Rushdie segura uma cópia de The Satanic Verses em um evento em 2006. Em 1989, o aiatolá Ruhollah Khomeini do Irã emitiu uma fatwa pedindo o assassinato de Rushdie, chamando o romance de um insulto ao Islã. (Chris Pizzello/Reuters)

Rushdie viveu escondido, sob proteção policial, por mais de uma década. A fatwa nunca foi levantada, mas em 2000 o autor tomou a decisão de se mudar para os EUA e regressar à vida pública.

Ele disse O actual que ele costumava ficar chateado com o fato de os autores enfrentarem a condenação pública de pessoas que não leram seus livros, mas agora ele entende que quase sempre é esse o caso.

“Acho que as pessoas que chamaram James Joyce de pornógrafo obviamente não leram Ulisses porque, quero dizer, ele é um grande escritor, mas não acho que desperte interesse sexual”, disse Rushdie.

“Talvez seja assim que deve ser… se você realmente se informar, será mais difícil assumir esse tipo de posição extremamente polêmica.”

Rushdie não cita o nome de Matar no livro. Ele disse que a certa altura quis se encontrar com ele – mas sua esposa, a poetisa e romancista Eliza Griffiths, o dissuadiu. Em vez disso, ele escreveu um capítulo do livro que imagina essa conversa.

“Eu pensei, talvez eu pudesse fazer melhor me imaginando na cabeça dele do que faria se realmente tivesse a chance de falar com ele, porque não acho que ele seria tão acessível”, disse ele. O actual.

No livro, Rushdie escreve que “não está procurando desculpas. Eu me pergunto como ele se sente, agora que teve tempo para pensar sobre as coisas”.

ASSISTA | Salman Rushdie sobre apreciar o que é ‘ridículo’ na vida:

Salman Rushdie sobre como viver além de seu encontro com a morte

Depois de um violento ataque com faca em 2022, o autor Salman Rushdie diz que aprender a conviver com “aquela sombra” da morte o ajudou a apreciar as coisas ridículas da vida.

Aproveitando segundas chances

Durante os anos em que viveu escondido, Rushdie disse que tudo o que queria era voltar a ser escritor – a julgar pelos méritos artísticos de seus livros.
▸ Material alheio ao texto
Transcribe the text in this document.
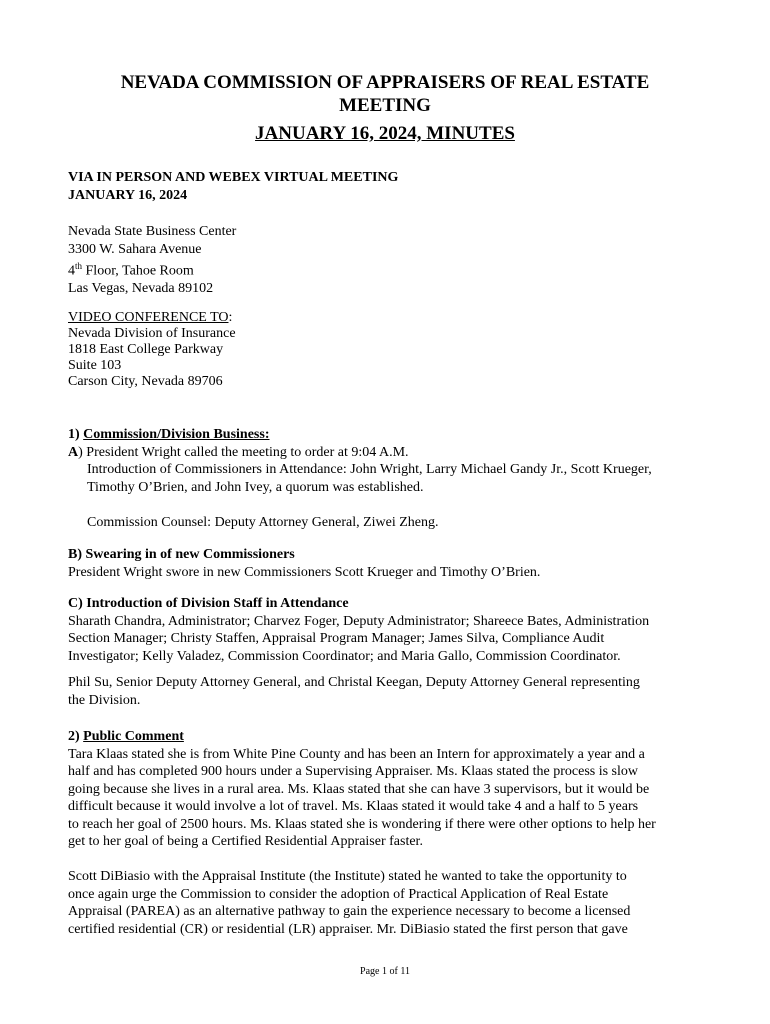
NEVADA COMMISSION OF APPRAISERS OF REAL ESTATE
MEETING
JANUARY 16, 2024, MINUTES
VIA IN PERSON AND WEBEX VIRTUAL MEETING
JANUARY 16, 2024
Nevada State Business Center
3300 W. Sahara Avenue
4th Floor, Tahoe Room
Las Vegas, Nevada 89102
VIDEO CONFERENCE TO:
Nevada Division of Insurance
1818 East College Parkway
Suite 103
Carson City, Nevada 89706
1) Commission/Division Business:
A) President Wright called the meeting to order at 9:04 A.M.
Introduction of Commissioners in Attendance: John Wright, Larry Michael Gandy Jr., Scott Krueger,
Timothy O’Brien, and John Ivey, a quorum was established.
Commission Counsel: Deputy Attorney General, Ziwei Zheng.
B) Swearing in of new Commissioners
President Wright swore in new Commissioners Scott Krueger and Timothy O’Brien.
C) Introduction of Division Staff in Attendance
Sharath Chandra, Administrator; Charvez Foger, Deputy Administrator; Shareece Bates, Administration
Section Manager; Christy Staffen, Appraisal Program Manager; James Silva, Compliance Audit
Investigator; Kelly Valadez, Commission Coordinator; and Maria Gallo, Commission Coordinator.
Phil Su, Senior Deputy Attorney General, and Christal Keegan, Deputy Attorney General representing
the Division.
2) Public Comment
Tara Klaas stated she is from White Pine County and has been an Intern for approximately a year and a
half and has completed 900 hours under a Supervising Appraiser. Ms. Klaas stated the process is slow
going because she lives in a rural area. Ms. Klaas stated that she can have 3 supervisors, but it would be
difficult because it would involve a lot of travel. Ms. Klaas stated it would take 4 and a half to 5 years
to reach her goal of 2500 hours. Ms. Klaas stated she is wondering if there were other options to help her
get to her goal of being a Certified Residential Appraiser faster.
Scott DiBiasio with the Appraisal Institute (the Institute) stated he wanted to take the opportunity to
once again urge the Commission to consider the adoption of Practical Application of Real Estate
Appraisal (PAREA) as an alternative pathway to gain the experience necessary to become a licensed
certified residential (CR) or residential (LR) appraiser. Mr. DiBiasio stated the first person that gave
Page 1 of 11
Publicou 16 livros desde Os Versos Satânicose acreditava que a fatwa havia desaparecido nas conversas sobre seu trabalho.

“Este ataque me puxou de volta para aquele outro cara, o cara que foi atacado, e eu não quero estar lá”, disse ele.

“O que entrei no negócio foi inventar coisas, escrever ficções e contar histórias… escrever sobre mim nunca foi o plano.”

Ele espera que Facaseu 22º livro e segundo livro de memórias, permitirá que ele volte a “inventar as coisas” e feche o capítulo sobre o ataque.

“Tenho a fantasia de sentar debaixo de uma árvore à beira de um rio com um bloco de notas, escrevendo e não me importando com mais nada”, disse ele.

Salman Rushdie e Matt Galloway
Rushdie disse a Matt Galloway do The Current que a certa altura ele queria se encontrar com seu suposto agressor, mas disse que desde então mudou de ideia. (Sean Brocklehurst/CBC)

Embora Rushdie não tenha recuperado totalmente sua força física, ele sente que “contrariou as probabilidades” e recebeu uma segunda chance na vida.

“O maior [thing] sobre a segunda chance é que lhe dá uma instrução para não desperdiçar seu tempo”, disse ele.

“Não brinque. Use o tempo que você tem.”